Repeated dose effects of lormetazepam and flurazepam upon driving performance.

The residual effects of lormetazepam 1 mg and 2 mg in soft gelatine capsules on driving performance were assessed and compared to those of flurazepam 30 mg, which is also a powerful hypnotic, but possesses a far less favourable pharmacokinetic profile with a long-acting sedative metabolite. Driving performance was tested 10 to 11 h and 16 to 17 h post administration, after 2 days on placebo (baseline), and 2, 4 and 7 days of drug treatment (active), and after 1 and 3 days following the resumption of placebo (washout). The driving test consisted of operating an instrumented motor-vehicle over a 72 km highway circuit in light traffic. Flurazepam 30 mg significantly impaired the ability to control the lateral position of the vehicle compared to placebo baseline measurements. The degree of impairment was substantial in the female subjects and was greater in the morning than in the afternoon. Lormetazepam 1 mg showed no residual effect on driving performance. Lormetazepam 2 mg impaired driving performance to some extent on the following morning, 10 to 11 h post administration, but no residual effect was found in the afternoon. All drugs improved sleep quality and prolonged sleep duration to more or less the same extent.

Hypnotics and actual driving performance.
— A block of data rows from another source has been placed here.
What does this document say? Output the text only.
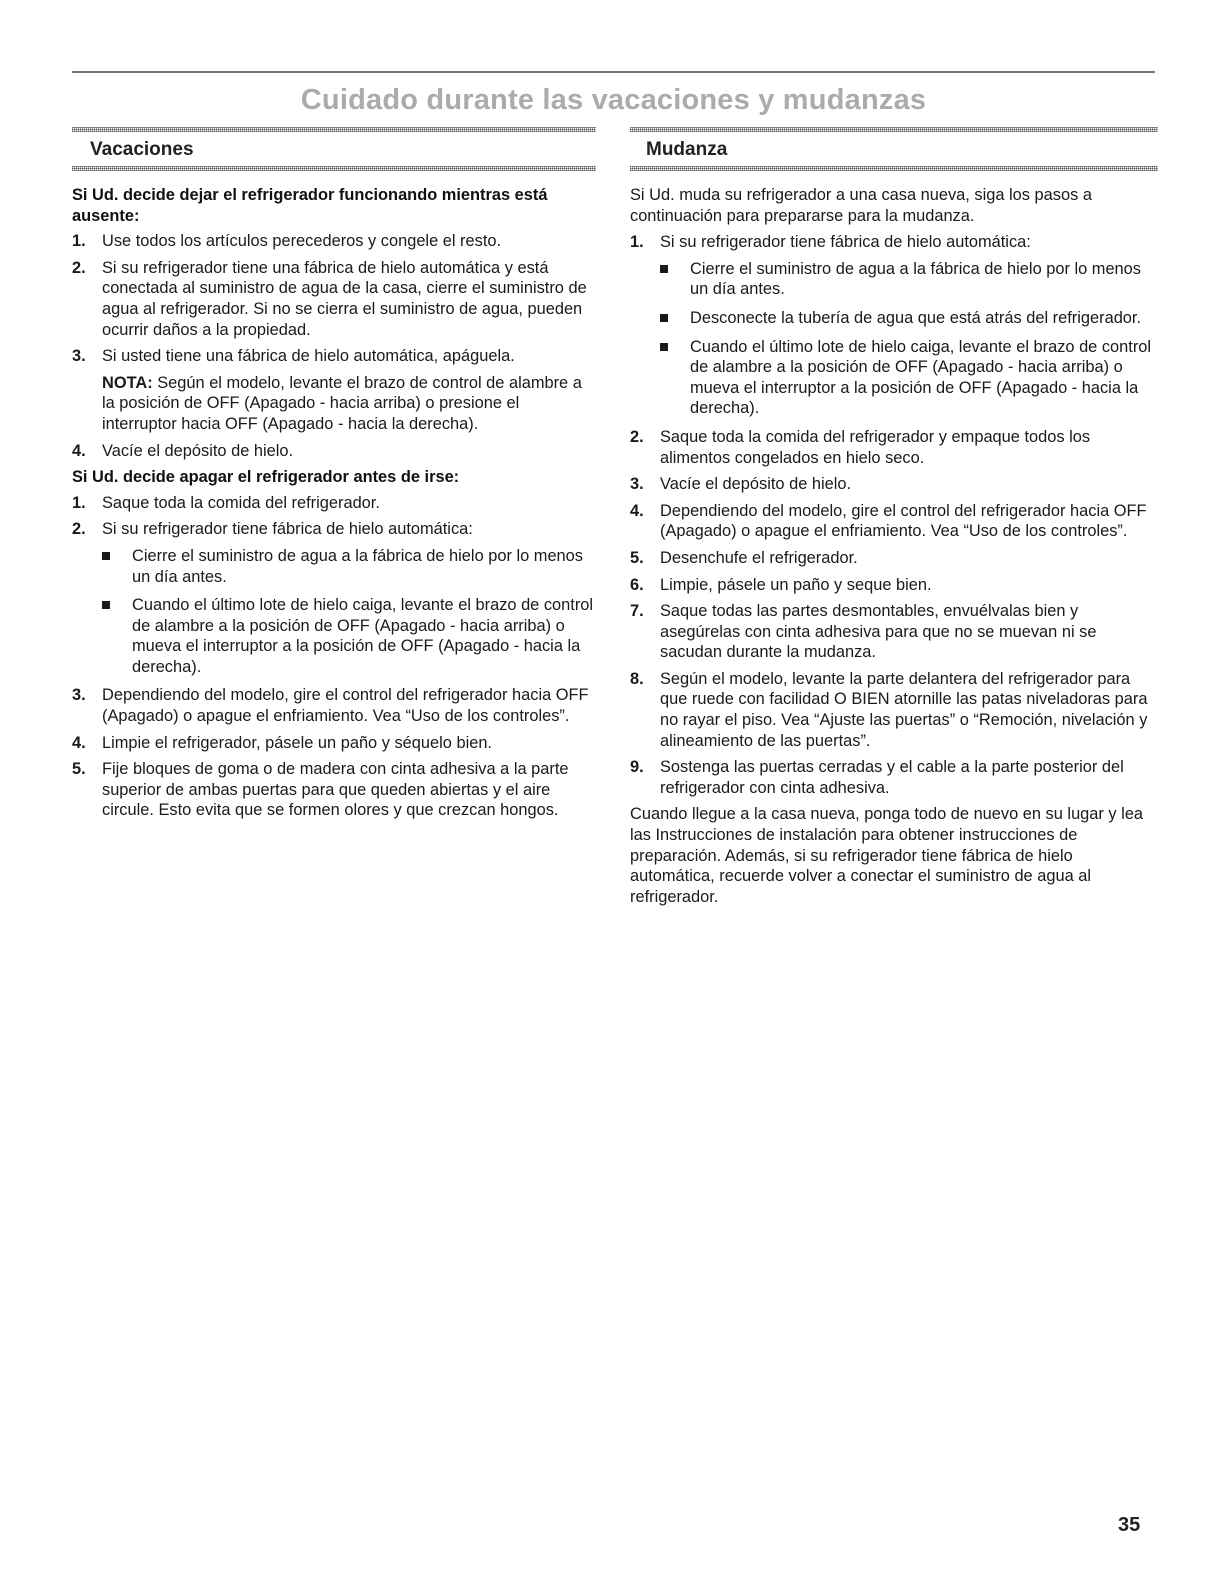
Cuidado durante las vacaciones y mudanzas
Vacaciones

Si Ud. decide dejar el refrigerador funcionando mientras está ausente:

1. Use todos los artículos perecederos y congele el resto.
2. Si su refrigerador tiene una fábrica de hielo automática y está conectada al suministro de agua de la casa, cierre el suministro de agua al refrigerador. Si no se cierra el suministro de agua, pueden ocurrir daños a la propiedad.
3. Si usted tiene una fábrica de hielo automática, apáguela.
NOTA: Según el modelo, levante el brazo de control de alambre a la posición de OFF (Apagado - hacia arriba) o presione el interruptor hacia OFF (Apagado - hacia la derecha).
4. Vacíe el depósito de hielo.

Si Ud. decide apagar el refrigerador antes de irse:

1. Saque toda la comida del refrigerador.
2. Si su refrigerador tiene fábrica de hielo automática:
Cierre el suministro de agua a la fábrica de hielo por lo menos un día antes.
Cuando el último lote de hielo caiga, levante el brazo de control de alambre a la posición de OFF (Apagado - hacia arriba) o mueva el interruptor a la posición de OFF (Apagado - hacia la derecha).
3. Dependiendo del modelo, gire el control del refrigerador hacia OFF (Apagado) o apague el enfriamiento. Vea “Uso de los controles”.
4. Limpie el refrigerador, pásele un paño y séquelo bien.
5. Fije bloques de goma o de madera con cinta adhesiva a la parte superior de ambas puertas para que queden abiertas y el aire circule. Esto evita que se formen olores y que crezcan hongos.
Mudanza

Si Ud. muda su refrigerador a una casa nueva, siga los pasos a continuación para prepararse para la mudanza.

1. Si su refrigerador tiene fábrica de hielo automática:
Cierre el suministro de agua a la fábrica de hielo por lo menos un día antes.
Desconecte la tubería de agua que está atrás del refrigerador.
Cuando el último lote de hielo caiga, levante el brazo de control de alambre a la posición de OFF (Apagado - hacia arriba) o mueva el interruptor a la posición de OFF (Apagado - hacia la derecha).
2. Saque toda la comida del refrigerador y empaque todos los alimentos congelados en hielo seco.
3. Vacíe el depósito de hielo.
4. Dependiendo del modelo, gire el control del refrigerador hacia OFF (Apagado) o apague el enfriamiento. Vea “Uso de los controles”.
5. Desenchufe el refrigerador.
6. Limpie, pásele un paño y seque bien.
7. Saque todas las partes desmontables, envuélvalas bien y asegúrelas con cinta adhesiva para que no se muevan ni se sacudan durante la mudanza.
8. Según el modelo, levante la parte delantera del refrigerador para que ruede con facilidad O BIEN atornille las patas niveladoras para no rayar el piso. Vea “Ajuste las puertas” o “Remoción, nivelación y alineamiento de las puertas”.
9. Sostenga las puertas cerradas y el cable a la parte posterior del refrigerador con cinta adhesiva.

Cuando llegue a la casa nueva, ponga todo de nuevo en su lugar y lea las Instrucciones de instalación para obtener instrucciones de preparación. Además, si su refrigerador tiene fábrica de hielo automática, recuerde volver a conectar el suministro de agua al refrigerador.

35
Several related studies of the residual effects of hypnotic drugs on actual driving performance have been conducted using a standard approach and the most recent is described in detail. In it, 12 female formerly diagnosed insomniacs and hypnotic users acted as subjects. They were treated in two separate series with placebo for 2 nights, then hypnotic medication for 8 nights followed by placebo again for 3 nights. In one series, the medication was nitrazepam (10 mg nocte) and in the other, temazepam (20 mg nocte). Eleven subjects completed both series in a double-blind, cross-over (with respect to drugs) design. Their driving performance was repeatedly tested on a 100 km primary highway circuit, in normal traffic, during both the morning and afternoon (10-11 hours and 16-17 hours after drug and placebo ingestion, respectively). Nitrazepam but not temazepam significantly impaired driving performance, the difference lasting throughout the active medication period. These results along with those obtained in the earlier studies are compared to show degrees of driving impairment which follow the use of various hypnotics.